我避开他的话题,神情痴痴的,空洞的,迷茫的。“秦伤你知道么?小春从前是特别单纯特别执着的女孩,一旦认定某个人就不会变,可惜,可惜那个人是你。”我笑得凄楚。
“小春的事我有责任,”他扳过我的肩,逼我看向他的眼睛,“要我去她身边么?”
“不,你不是货物,而且,她也不需要了。”
“轻儿,我……”怕他说出什么来,我打断他,“别说了,你回去。”
惊讶于我强硬的口气,他不再说什么,静静地走开。在他跨出门口时我忍不住唤住他,抑制不住身体的颤抖,扶着墙,一字一顿地说,“她死了!”身后是洒了一地的钱,红彤彤的纸张漫天飞舞。还有很多零零碎碎的硬币,纸币,来不及了,再多的钱已是枉然。
“我要走了。”他说。
“我知道。”我淡笑以祝贺他,他母亲果然放不下他,他会有个新家,可以拾回遗失的亲情,真幸运啊。
“你不挽留几句?”
“不必了。留与不留结局都是一样的。”天快亮了,梦,也该醒了。
“那么,走之前,有些东西是不是该算清?”他落寞一笑,“我曾要求你为我歌唱,现在我还给你。”

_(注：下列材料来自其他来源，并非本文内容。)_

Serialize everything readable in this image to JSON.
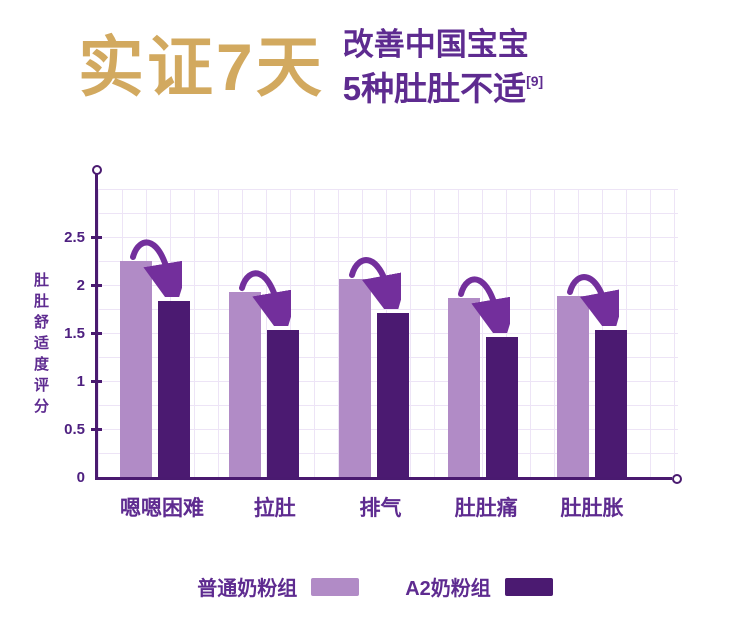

歌声很快流动在空气里,豪不迟疑。是黄阅的《折子戏》。
你穿上凤冠霞衣,
我将眉目掩去。
大红的幔布扯开了,
一出折子戏。
你演得的不是自己,
我却投入情绪,
弦索胡琴不能免俗的是死别生离。
折子戏,不过是全局的几分之一。
通常不会上演开始和结局,
正是多了一种残缺不全的魅力,
才没有那么多含恨不如意。
如果人人都是一出折子戏,
把最璀璨的部分留在别人生命里。
如果人间失去脂粉的艳丽,
还会不会有动情的演绎。
如果人人都是一出折子戏,
在剧中尽情释放自己的欢乐悲喜。
如果人间失去多彩的面具,
是不是也会有人去留恋去惋惜。
你脱下凤冠霞衣,
我将油彩檫去,
大红的幔布闭上了,
这出折子戏。
“好听么?这是我第一次为人歌唱。”他的嗓音有些嘶哑。
我听到自己的心在一点点撕裂,“原来你明白的。”
“你我之间只是一出折子戏,我早该明白的。”他望进我的眼睛,眼色复杂,“画呢?”
“在宿舍。”我向后退了一步。
“去拿。”他逼近一步。
“你确定?”
“确定。”
“好。我会的。”
很快跑回来了,因为怕被怀疑。把画递上去,颤抖地。他接过,看也不看,两手比齐,一扯,画已成了漫天的“小蝴蝶”。他摆摆手,“偿清了。”
“我那幅呢?”他不会天真地以为我会就此罢手吧。
他面色青了一下,“好。”他说。
他没有让我多等,画一到手,遭了同样的际遇。
“小蝴蝶们”越飞越远,他怔了一会。
我们以为有些东西毁掉了,某些感情可以一起死去,只是我们还没有那个决心。我给他的画是赝品,随手拿的,他不会知道。
天明了,他,也该走了。
很多孩子给他送行,他,找不到我。我躲在墙后面,他不会看到。出发时间到了,他没有走,怔怔地望着我躲藏的方向,我在,只是他知道么?
他的脚步渐渐远去,我想唤住他,话堵在喉咙里,说不出,不敢出来,怕眼泪藏不住。望着他离去的身影发怔,直到再也望不到。软弱地跪倒在地,好半天爬不起来。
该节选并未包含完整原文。